One of the baseline sources could include the five Regional Internet Registries responsible for distributing and allocating IP addresses in their region of the world. For example, the American Registry for Internet Numbers offers public whois services.

Geolocation vendors can also buy access to other data sources like apps or websites that collect exact location and IP address together. For example, an eCommerce site could have the right to sell your IP and physical address bundled together to third parties looking to build robust geolocation datasets.

Once a geolocation vendor can tie an IP address to a physical location, they populate their databases with relevant values that digital ad platforms can leverage to perform geotargeting.

How is location determined based on Latitude and Longitude?

Gathering a user's precise latitude and longitude typically originates from a mobile app since our phones have GPS built into the device. If the user grants an app permission to access their location, that app can determine location down to a few feet.
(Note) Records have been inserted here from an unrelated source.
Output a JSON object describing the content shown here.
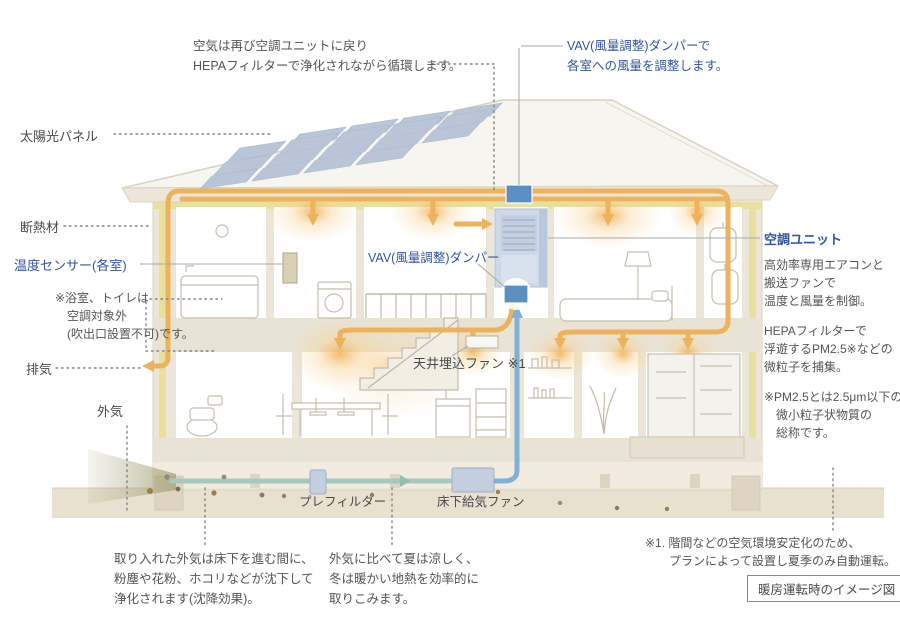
{
  "notes": {
    "circulation": "空気は再び空調ユニットに戻り\nHEPAフィルターで浄化されながら循環します。",
    "vav_top": "VAV(風量調整)ダンパーで\n各室への風量を調整します。",
    "bath_note": "※浴室、トイレは\n　空調対象外\n　(吹出口設置不可)です。",
    "bottom_left": "取り入れた外気は床下を進む間に、\n粉塵や花粉、ホコリなどが沈下して\n浄化されます(沈降効果)。",
    "bottom_middle": "外気に比べて夏は涼しく、\n冬は暖かい地熱を効率的に\n取りこみます。",
    "note1": "※1. 階間などの空気環境安定化のため、\n　　プランによって設置し夏季のみ自動運転。",
    "caption": "暖房運転時のイメージ図"
  },
  "labels": {
    "solar": "太陽光パネル",
    "insulation": "断熱材",
    "temp_sensor": "温度センサー(各室)",
    "exhaust": "排気",
    "outside_air": "外気",
    "vav_mid": "VAV(風量調整)ダンパー",
    "ceiling_fan": "天井埋込ファン ※1",
    "prefilter": "プレフィルター",
    "underfloor_fan": "床下給気ファン"
  },
  "ac_panel": {
    "title": "空調ユニット",
    "body1": "高効率専用エアコンと\n搬送ファンで\n温度と風量を制御。",
    "body2": "HEPAフィルターで\n浮遊するPM2.5※などの\n微粒子を捕集。",
    "note": "※PM2.5とは2.5μm以下の\n　微小粒子状物質の\n　総称です。"
  },
  "colors": {
    "warm_air": "#ecb35c",
    "supply_air": "#7fb0d6",
    "fresh_air": "#a6c9bd",
    "accent_blue": "#33549f",
    "insulation_yellow": "#e9df9f",
    "damper_blue": "#5b8fc2"
  }
}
Latitude and longitude refer to the specific geo-coordinates of the user on the planet. An example of these coordinates could be:

Latitude: 30.267153

Longitude: -97.743057

If you type those coordinates in Google Maps (30.267153, -97.743057) it will resolve to Austin, Texas. Much like IP addresses, geolocation vendors can accept these coordinates and turn them into useable values relevant to digital advertising.

Geotargeting on digital advertising platforms

A platform will present all of the available geotargeting values in their platform's UI, typically alongside all other targeting options for a line item or campaign.

"Country" is probably the most commonly targeted value, but it is not out of the ordinary for advertisers to target large lists of hundreds of zip codes.

Once an advertiser places a set of geotargeting values on a campaign, it is up to the platform to make the magic happen. The platform will

  1. Receive an ad request
  2. Inspect the IP address or lat / lon
  3. Query their geolocation vendor's database
  4. Receive a set of geo values (country, zip, etc.)
  5. Determine the eligible set of campaigns based on their geotargeting options

The platform will find matching campaigns if any of the values resolved based on the IP address or Lat / Lon match the values targeted.

Geotargeting has been a minimum viable feature required for any ad platform for years. Even though the above process is simple enough to understand, it requires coordination between three separate companies — geolocation vendor, publisher, and ad platform — to deliver the correct ad to the user, based on their location in the world.